Ada, c’est la fille sans qualités du titre. Sans qualités à prendre plutôt dans le sens de in-qualifiable, c’est à dire impossible à qualifier. Grosso modo, Ada se définit comme un produit du nihilisme et de l’Histoire, une nouvelle étape de l’évolution de l’espèce humaine (rien que ça) qui ne croit en rien, à qui tout est égal, ou plutôt à qui tout est équivalent. Dans ce désert de désirs, la seule alternative possible pour secréter de l’adrénaline est le jeu, un jeu dangereux dont les règles sont inventées au fur et à mesure par l’impuissant (au sens physique du terme) Alev. Dans ce qu’Ada et Alev considèrent comme un désert intellectuel, peuplé de “princesses”-cruches ou de rockers-déjàdépassés, leur brillante intelligence laisse tout le monde KO, et ils en jouent comme de petits démons.

L’ambition de Juli Zeh est donc immense de vouloir décrire une nouvelle génération d’adolescents, revenus de tout, déjà vieux avant d’être

jeunes, enfants de familles malmenées, qui ont dépassé le stade de la carapace de protection contre l’extérieur pour une absence totale de désirs, de croyances ou de sentiments. L’idée n’était pas mauvaise, malheureusement, la réalisation l’est beaucoup plus.
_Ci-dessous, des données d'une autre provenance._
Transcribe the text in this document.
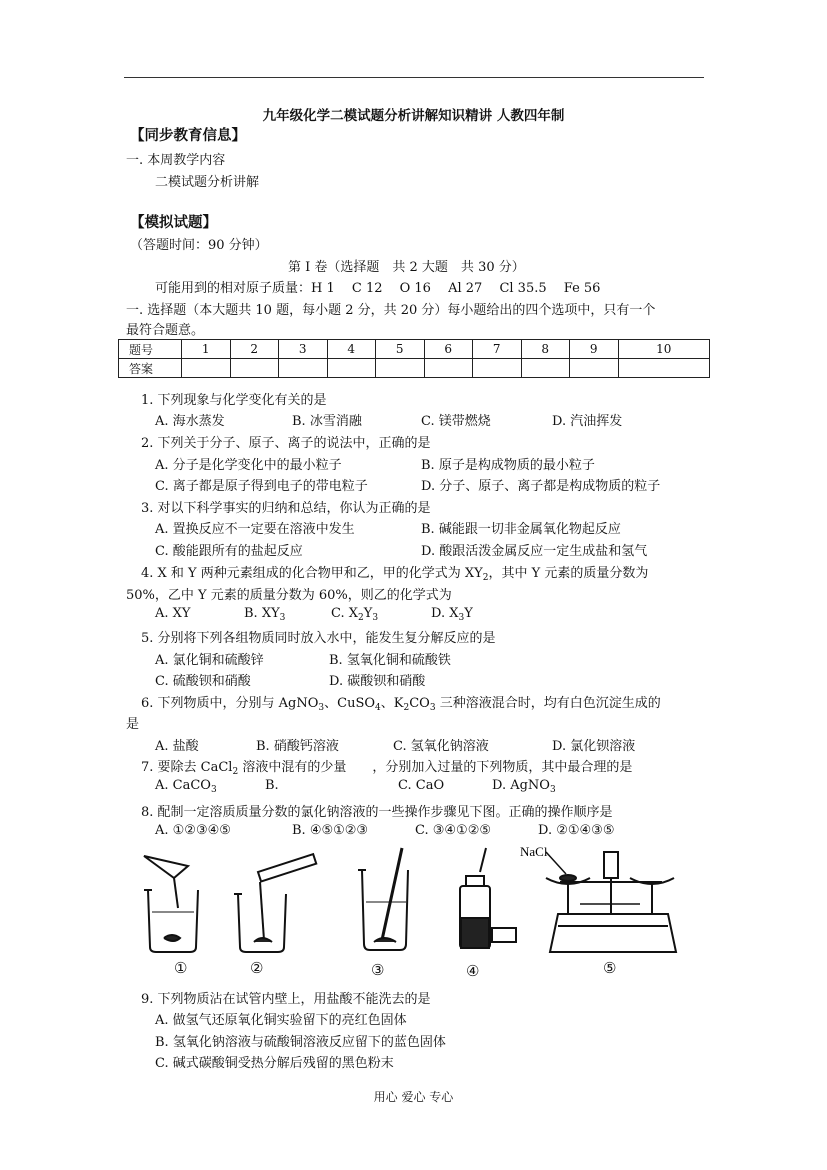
九年级化学二模试题分析讲解知识精讲 人教四年制
【同步教育信息】
一. 本周教学内容
二模试题分析讲解
【模拟试题】
（答题时间：90 分钟）
第 I 卷（选择题　共 2 大题　共 30 分）
可能用到的相对原子质量：H 1　 C 12　 O 16　 Al 27　 Cl 35.5　 Fe 56
一. 选择题（本大题共 10 题，每小题 2 分，共 20 分）每小题给出的四个选项中，只有一个
最符合题意。
题号	1	2	3	4	5	6	7	8	9	10
答案										
1. 下列现象与化学变化有关的是
A. 海水蒸发	B. 冰雪消融	C. 镁带燃烧	D. 汽油挥发
2. 下列关于分子、原子、离子的说法中，正确的是
A. 分子是化学变化中的最小粒子	B. 原子是构成物质的最小粒子
C. 离子都是原子得到电子的带电粒子	D. 分子、原子、离子都是构成物质的粒子
3. 对以下科学事实的归纳和总结，你认为正确的是
A. 置换反应不一定要在溶液中发生	B. 碱能跟一切非金属氧化物起反应
C. 酸能跟所有的盐起反应	D. 酸跟活泼金属反应一定生成盐和氢气
4. X 和 Y 两种元素组成的化合物甲和乙，甲的化学式为 $XY_2$，其中 Y 元素的质量分数为
50%，乙中 Y 元素的质量分数为 60%，则乙的化学式为
A. XY	B. $XY_3$	C. $X_2Y_3$	D. $X_3Y$
5. 分别将下列各组物质同时放入水中，能发生复分解反应的是
A. 氯化铜和硫酸锌	B. 氢氧化铜和硫酸铁
C. 硫酸钡和硝酸	D. 碳酸钡和硝酸
6. 下列物质中，分别与 AgNO$_3$、CuSO$_4$、$K_2CO_3$ 三种溶液混合时，均有白色沉淀生成的
是
A. 盐酸	B. 硝酸钙溶液	C. 氢氧化钠溶液	D. 氯化钡溶液
7. 要除去 CaCl$_2$ 溶液中混有的少量　　，分别加入过量的下列物质，其中最合理的是
A. CaCO$_3$	B.	C. CaO	D. AgNO$_3$
8. 配制一定溶质质量分数的氯化钠溶液的一些操作步骤见下图。正确的操作顺序是
A. ①②③④⑤	B. ④⑤①②③	C. ③④①②⑤	D. ②①④③⑤
NaCl
①	②	③	④	⑤
9. 下列物质沾在试管内壁上，用盐酸不能洗去的是
A. 做氢气还原氧化铜实验留下的亮红色固体
B. 氢氧化钠溶液与硫酸铜溶液反应留下的蓝色固体
C. 碱式碳酸铜受热分解后残留的黑色粉末
用心 爱心 专心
J’avoue déjà avoir du mal à trouver de l’intérêt dans ces personnages “bigger than life”, à l’intelligence ultra-développée qui ne parlent que par sous-entendus qu’eux seuls et l’auteur peuvent comprendre, contrairement à la pauvre cervelle du lecteur moyen. Juli Zeh est probablement brillante, mais pas suffisamment pour qu’on y croit vraiment. Les dialogues sont faussement profonds, laborieux et au final assez mauvais. Par ailleurs, Zeh est affligée d’une tare que je croyais franco-française : le recours à la référence culturelle à outrance. C’est plombant de se voir imposer une culture qui n’est pas la nôtre (pas la mienne en tous cas) à longueur de pages. Ça rebuterait presque de se plonger dedans. Mais surtout, le principal défaut de La fille sans qualités, c’est sa totale absence de style. Quelle lourdeur, quel verbiage, que de blabla pour rien. Le même livre réduit au tiers aurait été nettement plus intéressant, mais Zeh dans sa folle ambition d’écrire un grand roman contemporain se plaît à en rajouter des tonnes, et ce, dans un néant stylistique abyssal.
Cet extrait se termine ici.